How Google plans to fight toxic trolls

     

Google’s parent company, Alphabet, says it plans to apply machine learning technology to promote more civil discourse on the internet and make comment sections on sites a little less awful, The New York Times reports:

Jigsaw, a technology incubator within Alphabet, says it has developed a new tool for web publishers to identify toxic comments that can undermine a civil exchange of ideas. Starting Thursday, publishers can start applying for access to use Jigsaw’s software, called Perspective, without charge.

“We have more information and more articles than any other time in history, and yet the toxicity of the conversations that follow those articles are driving people away from the conversation,” said Jared Cohen, president of Jigsaw, formerly known as Google Ideas.

The toxicity of trolls

The company’s latest effort is called the Perspective API, Yahoo Finance adds:

Available Thursday, Feb. 23, Perspective is the result of Jigsaw’s Conversation AI project and uses Google’s machine learning technologies to provide online publishers with a tool that can automatically rank comments in their forums and comments sections based on the likelihood that they will cause someone to leave a conversation. Jigsaw refers to this as a “toxicity” ranking.

“At its core, Perspective is a tool that simply takes a comment and returns back this score from 0 to 100 based on how similar it is to things that other people have said that are toxic,” explained product manager CJ Adams.

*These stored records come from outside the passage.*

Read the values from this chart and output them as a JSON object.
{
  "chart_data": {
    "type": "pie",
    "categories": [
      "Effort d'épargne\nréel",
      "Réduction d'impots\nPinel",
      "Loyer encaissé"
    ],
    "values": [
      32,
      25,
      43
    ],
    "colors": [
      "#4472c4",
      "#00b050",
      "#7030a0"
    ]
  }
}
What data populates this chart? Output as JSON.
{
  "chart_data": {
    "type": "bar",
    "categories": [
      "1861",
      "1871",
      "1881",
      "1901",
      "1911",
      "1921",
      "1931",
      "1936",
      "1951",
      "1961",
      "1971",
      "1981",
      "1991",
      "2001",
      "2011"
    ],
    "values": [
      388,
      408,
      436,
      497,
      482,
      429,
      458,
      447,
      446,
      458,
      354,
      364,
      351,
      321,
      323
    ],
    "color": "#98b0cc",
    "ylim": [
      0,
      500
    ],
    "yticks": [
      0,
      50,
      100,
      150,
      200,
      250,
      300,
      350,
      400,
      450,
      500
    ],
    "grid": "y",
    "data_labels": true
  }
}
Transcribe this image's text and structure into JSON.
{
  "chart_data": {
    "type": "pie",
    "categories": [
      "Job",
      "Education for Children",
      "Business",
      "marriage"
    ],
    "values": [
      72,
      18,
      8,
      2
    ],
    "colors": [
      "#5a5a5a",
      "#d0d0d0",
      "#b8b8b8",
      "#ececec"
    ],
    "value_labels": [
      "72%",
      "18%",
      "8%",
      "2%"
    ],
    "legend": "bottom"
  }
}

On a demonstration website launched today, Conversation AI will now let anyone type a phrase into Perspective’s interface to instantaneously see how it rates on the “toxicity” scale, WIRED adds.

Jigsaw is quick to note that they view their current system as a first step, a combined technology and social experiment rather than a production system to be deployed this afternoon, notes one analyst:

They are releasing the system via an API service available to other organizations to experiment with it and explore how it performs in their own communities. This is itself immensely noteworthy in a world in which companies increasingly roll out filtering systems without warning and without any insight into how they function or any ability for the community to offer feedback. Jigsaw’s API prominently offers the ability to flag a score the user believes is wrong, which will eventually be fed back into the models to retrain them.